Skiing is Still Awesome: A Citizen Racer’s Essay

FasterSkierJune 29, 2010

Patrick Stinson is an avid Fasterskier.com reader who was born and raised in Alaska. Fanatical about living life to the fullest, he left a solid music software writing job to travel, explore, and train for skiing for a year. Included below is a short bit that he wrote (over Thanksgiving in West Yellowstone) describing his pursuit. Fasterskier.com is excited to share with its readers another side of skiing in this short essay.

Patrick Stinson, Holly, and Rob, taking a run along the AK shore in their OIA tights

So I left my job and jumped in an ’84 Vanagon with my buddy Lee and drove the Alaska Highway from Alaska to the Continental USA in August for a year of 100% pure, cold-filtered, Tapped-From-The-Rockies skiing freedom. Free of all professional (and romantic) ties, I hit the road in search of endorphins and thin air, nothing but workouts and sudden losses of altitude; nordic skiing, tele skiing, roller skiing, you name it. It was going to be the Fall of all Falls; running shoes, hiking boots, camping gear, tele gear, heart-rate monitor, and roller-skis included. Living life to the fullest was WAY more important than that career path. I had an awesome job and I busted my tail to get to this point in life and start saving up funds, but it wasn’t good enough to just top there and call it good. (I still work part time on my laptop….)

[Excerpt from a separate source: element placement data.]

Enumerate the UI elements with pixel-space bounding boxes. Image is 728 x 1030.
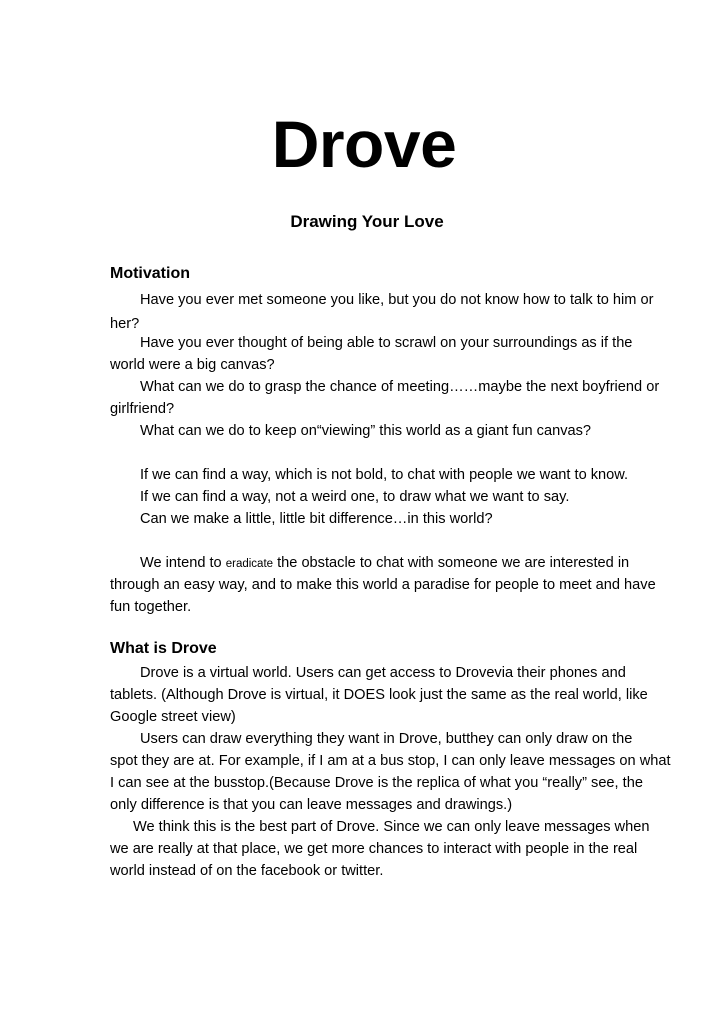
text-span-small: eradicate — [225, 558, 274, 570]
section-heading-motivation: Motivation — [110, 265, 190, 282]
paragraph-line: If we can find a way, which is not bold, to chat with people we want to know. — [140, 467, 629, 483]
paragraph-line: Have you ever thought of being able to scrawl on your surroundings as if the — [140, 335, 633, 351]
paragraph-line: Drove is a virtual world. Users can get access to Drovevia their phones and — [140, 665, 626, 681]
paragraph-line: What can we do to keep on“viewing” this world as a giant fun canvas? — [140, 423, 592, 439]
paragraph-line: we are really at that place, we get more chances to interact with people in the real — [110, 841, 638, 857]
paragraph-line: her? — [110, 316, 140, 332]
paragraph-line: through an easy way, and to make this world a paradise for people to meet and have — [110, 577, 656, 593]
text-span: the obstacle to chat with someone we are interested in — [273, 555, 630, 571]
section-heading-what-is-drove: What is Drove — [110, 640, 217, 657]
paragraph-line: We think this is the best part of Drove. Since we can only leave messages when — [133, 819, 650, 835]
text-span: We intend to — [140, 555, 226, 571]
paragraph-line: Can we make a little, little bit difference…in this world? — [140, 511, 493, 527]
paragraph-line — [140, 553, 629, 574]
paragraph-line: girlfriend? — [110, 401, 175, 417]
paragraph-line: world were a big canvas? — [110, 357, 275, 373]
paragraph-line: What can we do to grasp the chance of meeting……maybe the next boyfriend or — [140, 379, 660, 395]
paragraph-line: Have you ever met someone you like, but you do not know how to talk to him or — [140, 292, 654, 308]
paragraph-line: tablets. (Although Drove is virtual, it DOES look just the same as the real world, like — [110, 687, 648, 703]
document-subtitle: Drawing Your Love — [290, 212, 444, 231]
paragraph-line: Users can draw everything they want in Drove, butthey can only draw on the — [140, 731, 633, 747]
paragraph-line: If we can find a way, not a weird one, to draw what we want to say. — [140, 489, 570, 505]
paragraph-line: I can see at the busstop.(Because Drove is the replica of what you “really” see, the — [110, 775, 643, 791]
paragraph-line: spot they are at. For example, if I am at a bus stop, I can only leave messages on what — [110, 753, 671, 769]
paragraph-line: only difference is that you can leave messages and drawings.) — [110, 797, 513, 813]
document-title: Drove — [271, 107, 457, 181]
paragraph-line: world instead of on the facebook or twitter. — [110, 863, 384, 879]
paragraph-line: fun together. — [110, 599, 192, 615]
paragraph-line: Google street view) — [110, 709, 236, 725]
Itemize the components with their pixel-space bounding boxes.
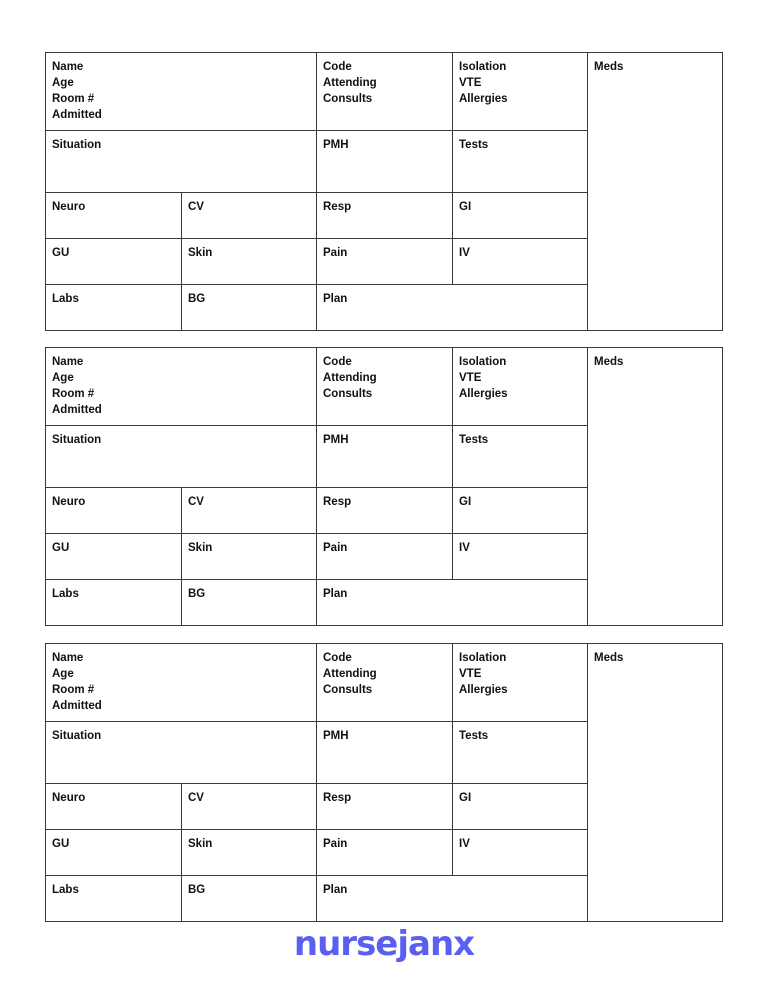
patient-info-cell[interactable] <box>45 347 317 426</box>
gi-cell[interactable] <box>452 783 588 830</box>
isolation-info-cell[interactable] <box>452 347 588 426</box>
tests-label: Tests <box>459 139 489 151</box>
pain-label: Pain <box>323 247 348 259</box>
iv-cell[interactable] <box>452 533 588 580</box>
situation-cell[interactable] <box>45 721 317 784</box>
resp-label: Resp <box>323 496 352 508</box>
pmh-cell[interactable] <box>316 721 453 784</box>
report-sheet-3 <box>45 643 723 922</box>
meds-label: Meds <box>594 61 624 73</box>
tests-label: Tests <box>459 434 489 446</box>
pmh-label: PMH <box>323 139 349 151</box>
gi-label: GI <box>459 496 472 508</box>
tests-cell[interactable] <box>452 130 588 193</box>
vte-label: VTE <box>459 668 482 680</box>
pain-cell[interactable] <box>316 829 453 876</box>
meds-label: Meds <box>594 652 624 664</box>
gi-label: GI <box>459 792 472 804</box>
cv-label: CV <box>188 792 204 804</box>
pain-cell[interactable] <box>316 238 453 285</box>
code-label: Code <box>323 356 352 368</box>
gi-cell[interactable] <box>452 487 588 534</box>
age-label: Age <box>52 372 74 384</box>
tests-label: Tests <box>459 730 489 742</box>
consults-label: Consults <box>323 388 373 400</box>
cv-cell[interactable] <box>181 192 317 239</box>
report-sheet-2 <box>45 347 723 626</box>
labs-cell[interactable] <box>45 284 182 331</box>
room-label: Room # <box>52 684 95 696</box>
allergies-label: Allergies <box>459 684 508 696</box>
patient-info-cell[interactable] <box>45 52 317 131</box>
skin-label: Skin <box>188 542 213 554</box>
skin-cell[interactable] <box>181 238 317 285</box>
attending-label: Attending <box>323 668 377 680</box>
plan-cell[interactable] <box>316 579 588 626</box>
plan-label: Plan <box>323 588 348 600</box>
name-label: Name <box>52 61 84 73</box>
code-info-cell[interactable] <box>316 52 453 131</box>
age-label: Age <box>52 77 74 89</box>
pain-label: Pain <box>323 542 348 554</box>
skin-cell[interactable] <box>181 829 317 876</box>
meds-cell[interactable] <box>587 52 723 331</box>
code-label: Code <box>323 61 352 73</box>
neuro-label: Neuro <box>52 792 86 804</box>
isolation-label: Isolation <box>459 652 507 664</box>
gu-cell[interactable] <box>45 829 182 876</box>
admitted-label: Admitted <box>52 404 102 416</box>
labs-cell[interactable] <box>45 875 182 922</box>
plan-cell[interactable] <box>316 284 588 331</box>
neuro-cell[interactable] <box>45 192 182 239</box>
report-sheet-1 <box>45 52 723 331</box>
iv-label: IV <box>459 838 470 850</box>
allergies-label: Allergies <box>459 93 508 105</box>
resp-cell[interactable] <box>316 192 453 239</box>
isolation-info-cell[interactable] <box>452 52 588 131</box>
skin-cell[interactable] <box>181 533 317 580</box>
bg-label: BG <box>188 588 206 600</box>
gu-cell[interactable] <box>45 238 182 285</box>
allergies-label: Allergies <box>459 388 508 400</box>
isolation-label: Isolation <box>459 61 507 73</box>
gu-label: GU <box>52 247 70 259</box>
plan-cell[interactable] <box>316 875 588 922</box>
bg-cell[interactable] <box>181 284 317 331</box>
iv-cell[interactable] <box>452 829 588 876</box>
bg-label: BG <box>188 293 206 305</box>
cv-label: CV <box>188 201 204 213</box>
room-label: Room # <box>52 388 95 400</box>
bg-cell[interactable] <box>181 875 317 922</box>
code-info-cell[interactable] <box>316 347 453 426</box>
pmh-label: PMH <box>323 730 349 742</box>
code-label: Code <box>323 652 352 664</box>
attending-label: Attending <box>323 372 377 384</box>
pmh-label: PMH <box>323 434 349 446</box>
plan-label: Plan <box>323 293 348 305</box>
admitted-label: Admitted <box>52 109 102 121</box>
situation-label: Situation <box>52 730 102 742</box>
iv-label: IV <box>459 247 470 259</box>
pmh-cell[interactable] <box>316 425 453 488</box>
age-label: Age <box>52 668 74 680</box>
tests-cell[interactable] <box>452 721 588 784</box>
resp-cell[interactable] <box>316 487 453 534</box>
gi-cell[interactable] <box>452 192 588 239</box>
situation-cell[interactable] <box>45 425 317 488</box>
isolation-info-cell[interactable] <box>452 643 588 722</box>
gu-label: GU <box>52 838 70 850</box>
neuro-label: Neuro <box>52 496 86 508</box>
attending-label: Attending <box>323 77 377 89</box>
skin-label: Skin <box>188 838 213 850</box>
meds-label: Meds <box>594 356 624 368</box>
labs-label: Labs <box>52 293 79 305</box>
situation-label: Situation <box>52 139 102 151</box>
nursejanx-logo: nursejanx <box>293 924 475 964</box>
code-info-cell[interactable] <box>316 643 453 722</box>
room-label: Room # <box>52 93 95 105</box>
situation-label: Situation <box>52 434 102 446</box>
neuro-cell[interactable] <box>45 487 182 534</box>
skin-label: Skin <box>188 247 213 259</box>
isolation-label: Isolation <box>459 356 507 368</box>
cv-cell[interactable] <box>181 487 317 534</box>
iv-label: IV <box>459 542 470 554</box>
pain-label: Pain <box>323 838 348 850</box>
neuro-cell[interactable] <box>45 783 182 830</box>
labs-label: Labs <box>52 884 79 896</box>
labs-label: Labs <box>52 588 79 600</box>
bg-cell[interactable] <box>181 579 317 626</box>
situation-cell[interactable] <box>45 130 317 193</box>
neuro-label: Neuro <box>52 201 86 213</box>
consults-label: Consults <box>323 684 373 696</box>
plan-label: Plan <box>323 884 348 896</box>
tests-cell[interactable] <box>452 425 588 488</box>
vte-label: VTE <box>459 372 482 384</box>
resp-cell[interactable] <box>316 783 453 830</box>
pain-cell[interactable] <box>316 533 453 580</box>
meds-cell[interactable] <box>587 347 723 626</box>
resp-label: Resp <box>323 201 352 213</box>
gu-label: GU <box>52 542 70 554</box>
gu-cell[interactable] <box>45 533 182 580</box>
bg-label: BG <box>188 884 206 896</box>
gi-label: GI <box>459 201 472 213</box>
iv-cell[interactable] <box>452 238 588 285</box>
patient-info-cell[interactable] <box>45 643 317 722</box>
cv-cell[interactable] <box>181 783 317 830</box>
vte-label: VTE <box>459 77 482 89</box>
admitted-label: Admitted <box>52 700 102 712</box>
pmh-cell[interactable] <box>316 130 453 193</box>
resp-label: Resp <box>323 792 352 804</box>
cv-label: CV <box>188 496 204 508</box>
labs-cell[interactable] <box>45 579 182 626</box>
consults-label: Consults <box>323 93 373 105</box>
name-label: Name <box>52 356 84 368</box>
name-label: Name <box>52 652 84 664</box>
meds-cell[interactable] <box>587 643 723 922</box>
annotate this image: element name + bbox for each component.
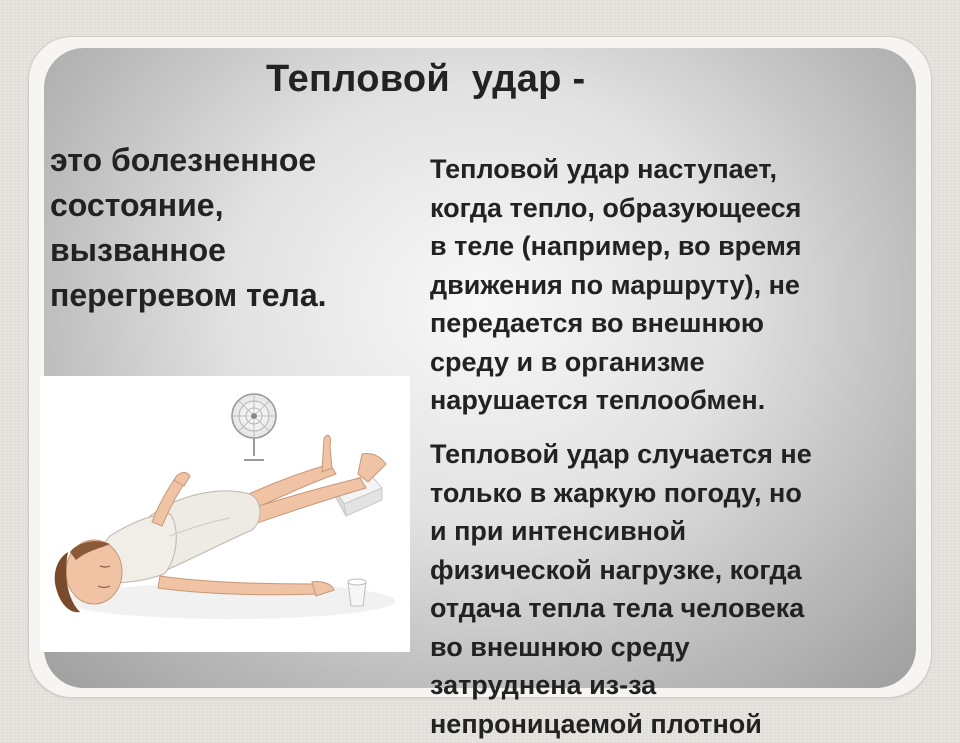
paragraph-line: движения по маршруту), не xyxy=(430,266,900,305)
paragraph-line: нарушается теплообмен. xyxy=(430,381,900,420)
explanation-paragraph-2 xyxy=(430,435,900,743)
paragraph-line: в теле (например, во время xyxy=(430,227,900,266)
paragraph-line: передается во внешнюю xyxy=(430,304,900,343)
paragraph-line: во внешнюю среду xyxy=(430,628,900,667)
cup-icon xyxy=(348,579,366,606)
paragraph-line: непроницаемой плотной xyxy=(430,705,900,743)
explanation-paragraph-1 xyxy=(430,150,900,420)
slide-title: Тепловой удар - xyxy=(266,58,585,101)
paragraph-line: Тепловой удар случается не xyxy=(430,435,900,474)
paragraph-line: отдача тепла тела человека xyxy=(430,589,900,628)
paragraph-line: затруднена из-за xyxy=(430,666,900,705)
paragraph-line: Тепловой удар наступает, xyxy=(430,150,900,189)
paragraph-line: только в жаркую погоду, но xyxy=(430,474,900,513)
definition-line: вызванное xyxy=(50,228,390,273)
definition-line: состояние, xyxy=(50,183,390,228)
illustration-drawing xyxy=(40,376,410,652)
definition-text xyxy=(50,138,390,318)
paragraph-line: среду и в организме xyxy=(430,343,900,382)
definition-line: это болезненное xyxy=(50,138,390,183)
paragraph-line: когда тепло, образующееся xyxy=(430,189,900,228)
paragraph-line: физической нагрузке, когда xyxy=(430,551,900,590)
body xyxy=(101,491,260,583)
heatstroke-illustration xyxy=(40,376,410,652)
definition-line: перегревом тела. xyxy=(50,273,390,318)
paragraph-line: и при интенсивной xyxy=(430,512,900,551)
fan-icon xyxy=(232,394,276,460)
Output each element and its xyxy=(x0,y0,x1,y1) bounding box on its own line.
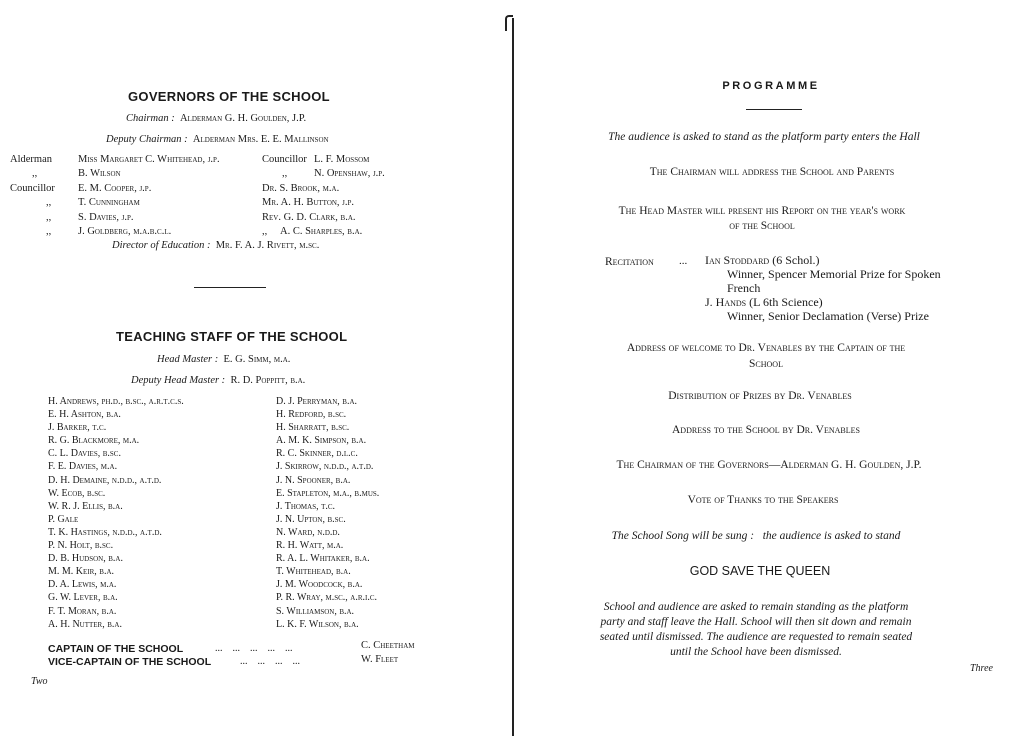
reciter1-form: (6 Schol.) xyxy=(772,253,820,267)
staff-member: P. R. Wray, m.sc., a.r.i.c. xyxy=(276,592,378,604)
director-name: Mr. F. A. J. Rivett, m.sc. xyxy=(215,240,320,251)
chairman-line xyxy=(126,113,306,124)
staff-member: W. Ecob, b.sc. xyxy=(48,487,106,499)
vice-captain-label: VICE-CAPTAIN OF THE SCHOOL xyxy=(48,656,212,668)
list-item: ,, S. Davies, j.p. xyxy=(46,211,134,223)
staff-member: J. M. Woodcock, b.a. xyxy=(276,579,363,591)
list-item: Mr. A. H. Button, j.p. xyxy=(262,197,355,209)
school-song-part1: The School Song will be sung : xyxy=(611,530,755,542)
reciter2-form: (L 6th Science) xyxy=(749,295,823,309)
staff-member: H. Redford, b.sc. xyxy=(276,409,347,421)
staff-member: L. K. F. Wilson, b.a. xyxy=(276,618,359,630)
welcome-address-line2: School xyxy=(749,358,783,370)
reciter2-name: J. Hands xyxy=(705,295,747,309)
head-master-report-line2: of the School xyxy=(729,220,795,232)
governors-heading: GOVERNORS OF THE SCHOOL xyxy=(128,89,330,104)
welcome-address-line1: Address of welcome to Dr. Venables by the Captain of the xyxy=(626,342,906,354)
vice-captain-dots: ... ... ... ... xyxy=(240,656,300,667)
staff-member: J. Skirrow, n.d.d., a.t.d. xyxy=(276,461,374,473)
staff-member: R. H. Watt, m.a. xyxy=(276,540,344,552)
list-item: Dr. S. Brook, m.a. xyxy=(262,182,340,194)
staff-member: J. N. Spooner, b.a. xyxy=(276,474,351,486)
programme-heading: PROGRAMME xyxy=(722,80,820,92)
chairman-of-governors: The Chairman of the Governors—Alderman G. H. Goulden, J.P. xyxy=(616,459,922,471)
reciter-2 xyxy=(705,295,929,323)
staff-member: D. J. Perryman, b.a. xyxy=(276,396,358,407)
chairman-name: Alderman G. H. Goulden, J.P. xyxy=(179,113,307,124)
left-page xyxy=(0,0,505,744)
head-master-label: Head Master : xyxy=(157,354,219,365)
staff-member: T. Whitehead, b.a. xyxy=(276,566,351,578)
staff-member: D. H. Demaine, n.d.d., a.t.d. xyxy=(48,474,162,486)
reciter2-prize: Winner, Senior Declamation (Verse) Prize xyxy=(727,309,929,323)
chairman-address: The Chairman will address the School and Parents xyxy=(649,166,895,178)
programme-divider xyxy=(746,109,802,110)
staff-member: R. G. Blackmore, m.a. xyxy=(48,435,140,447)
staff-member: H. Sharratt, b.sc. xyxy=(276,422,350,434)
staff-member: S. Williamson, b.a. xyxy=(276,605,355,617)
staff-member: D. B. Hudson, b.a. xyxy=(48,553,123,565)
staff-member: J. Barker, t.c. xyxy=(48,422,107,434)
recitation-label: Recitation xyxy=(605,256,654,268)
staff-member: M. M. Keir, b.a. xyxy=(48,566,115,578)
page-number-left: Two xyxy=(31,676,48,687)
staff-member: F. T. Moran, b.a. xyxy=(48,605,117,617)
deputy-head-line xyxy=(131,375,305,386)
staff-member: R. C. Skinner, d.l.c. xyxy=(276,448,358,460)
staff-member: G. W. Lever, b.a. xyxy=(48,592,118,604)
reciter-1 xyxy=(705,253,941,295)
reciter1-prize-line1: Winner, Spencer Memorial Prize for Spoken xyxy=(727,267,941,281)
staff-member: W. R. J. Ellis, b.a. xyxy=(48,500,123,512)
director-label: Director of Education : xyxy=(112,240,211,251)
stand-note: The audience is asked to stand as the platform party enters the Hall xyxy=(608,131,920,143)
list-item: ,, N. Openshaw, j.p. xyxy=(282,168,385,180)
book-spine-divider xyxy=(512,18,514,736)
school-song-line xyxy=(504,530,1008,542)
staff-heading: TEACHING STAFF OF THE SCHOOL xyxy=(116,329,348,344)
list-item: ,, J. Goldberg, m.a.b.c.l. xyxy=(46,226,172,238)
page-number-right: Three xyxy=(970,663,993,674)
closing-note-line4: until the School have been dismissed. xyxy=(670,646,842,658)
staff-member: F. E. Davies, m.a. xyxy=(48,461,118,473)
staff-member: P. Gale xyxy=(48,513,79,525)
vice-captain-name: W. Fleet xyxy=(361,654,399,665)
captain-name: C. Cheetham xyxy=(361,640,415,651)
governors-list-right xyxy=(262,153,385,239)
deputy-chairman-label: Deputy Chairman : xyxy=(106,134,188,145)
staff-member: A. M. K. Simpson, b.a. xyxy=(276,435,367,447)
staff-member: P. N. Holt, b.sc. xyxy=(48,540,114,552)
recitation-dots: ... xyxy=(679,255,688,267)
reciter1-prize-line2: French xyxy=(727,281,761,295)
list-item: Councillor L. F. Mossom xyxy=(262,154,370,165)
address-to-school: Address to the School by Dr. Venables xyxy=(672,424,860,436)
right-page xyxy=(520,0,1024,744)
list-item: ,, A. C. Sharples, b.a. xyxy=(262,226,363,238)
deputy-head-label: Deputy Head Master : xyxy=(131,375,226,386)
god-save-the-queen: GOD SAVE THE QUEEN xyxy=(689,564,831,578)
list-item: Alderman Miss Margaret C. Whitehead, j.p. xyxy=(10,154,220,165)
closing-note-line1: School and audience are asked to remain standing as the platform xyxy=(603,601,909,613)
staff-member: R. A. L. Whitaker, b.a. xyxy=(276,553,370,565)
staff-list-left xyxy=(48,395,184,631)
staff-member: E. Stapleton, m.a., b.mus. xyxy=(276,487,380,499)
director-line xyxy=(112,240,319,251)
list-item: Rev. G. D. Clark, b.a. xyxy=(262,211,356,223)
staff-member: D. A. Lewis, m.a. xyxy=(48,579,117,591)
vote-of-thanks: Vote of Thanks to the Speakers xyxy=(687,494,839,506)
captain-dots: ... ... ... ... ... xyxy=(215,643,293,654)
closing-note-line2: party and staff leave the Hall. School will then sit down and remain xyxy=(600,616,912,628)
reciter1-name: Ian Stoddard xyxy=(705,253,770,267)
staff-member: E. H. Ashton, b.a. xyxy=(48,409,121,421)
staff-member: N. Ward, n.d.d. xyxy=(276,526,340,538)
head-master-line xyxy=(157,354,290,365)
staff-member: H. Andrews, ph.d., b.sc., a.r.t.c.s. xyxy=(48,396,184,407)
head-master-name: E. G. Simm, m.a. xyxy=(223,354,291,365)
staff-member: T. K. Hastings, n.d.d., a.t.d. xyxy=(48,526,162,538)
chairman-label: Chairman : xyxy=(126,113,175,124)
staff-member: A. H. Nutter, b.a. xyxy=(48,618,122,630)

So to put it lightly, workouts quickly became an integral part of the daily grind. My Vanagon caught fire halfway down the Alaska Highway, so I threw on my running shoes and hammered the nearest road incline a few times to get over it the emotional trauma of losing my vehicle. Finally after regaining myself after the fire, and arriving in Washington (via Greyhound…ughhh!) I noticed a development neighborhood from the highway in Washington, and I put down some phat downhill jib action on my skate rollerskis. Life’s about rolling with the punches, for sure. Later on, a borrowed set of V2 Aeros (thanks Casey) carried me to a 5 hour workout in horrific dust storms and clouds of art cars and crazy people at Burning Man in the ancient lake-bed of the Black Rock Desert in Nevada. And after all this, I flew back up to Alaska to participate in The Klondike Road Relay (the coolest running relay race around, in SE Alaska) was there as always to greet a loyal “Peeber” back to the Yukon like a beat-up can of PBR in the bed of your pickup.

Upon traveling to Europe, I discovered that you can rollerski from the heart of Oslo through leather-clad and dutifully civilized Norrona shoppers all the way out to the farmlands of Maridalen and Sorkedalen. There you’ll find excellent rollerskiing mixed right in with members of the current national team and community of aging heavy-hitters just out for a laugh, and regular public transport to drag you home. (Here I was, just some recreational skier, out doing double pole intervals with these Norweigian national team guys! Talk about awesome! ….and it’s still awesome! If you head to South-West Ireland’s incredible County Kerry, the delightfully ignorant locals will slow their Billy Idol-era diesel Rabbits to send out their cheers with “Ar’ ye maaad baye? Huh Haaaa! That’s absoluteley graaaand! Keep it up, ye be t’ere in a blink’uv’an’eye!” How else would you be able to report to your friends that south-west Ireland has got some of the best and most beautiful (not to mention cliff-side) rollerskiing around? And by the way, strapping your tourist camera to your water bottle holder with duct tape for memories and combined with Thanksgiving makes hiking workouts even more FUN!

Before the Europe trip I asked my good friend Sally Johnson and some others if it was weird to go on such a big trip just to drive around in a rental car and work out every day. “Heck no” said Sally. “Go for it!” said my buddy Tor. “Dude, that’s totally siiiiiiick” said my bruther-from-another-muther Lee. Well, standing there at the western-most point in Europe with the world’s most excellent natural drugs pumping through my body I knew they were right,…. all of them. Bounding intervals laced with warm mid-day rain and Irish rainbows lighting up the cliffs and pub-saturated hills in the distance don’t exactly make a boring pre-dinner tourist activity.

As I write this within the familiar comfort of the Rockies and watched the Fall come to a screeching halt in West Yellowstone on Monday night, I look back at the best ‘Fall’ a free nordic skier could ask for, am still in the best shape I’ve ever been, and have no regrets. None. Nadda.

And you know what? After all that my old computer company employer offered me a way better deal, one that will make shredding all that sick gnar even sweeter this winter.

Have a happy winter, and don’t forget to follow your instincts……. life’s too short.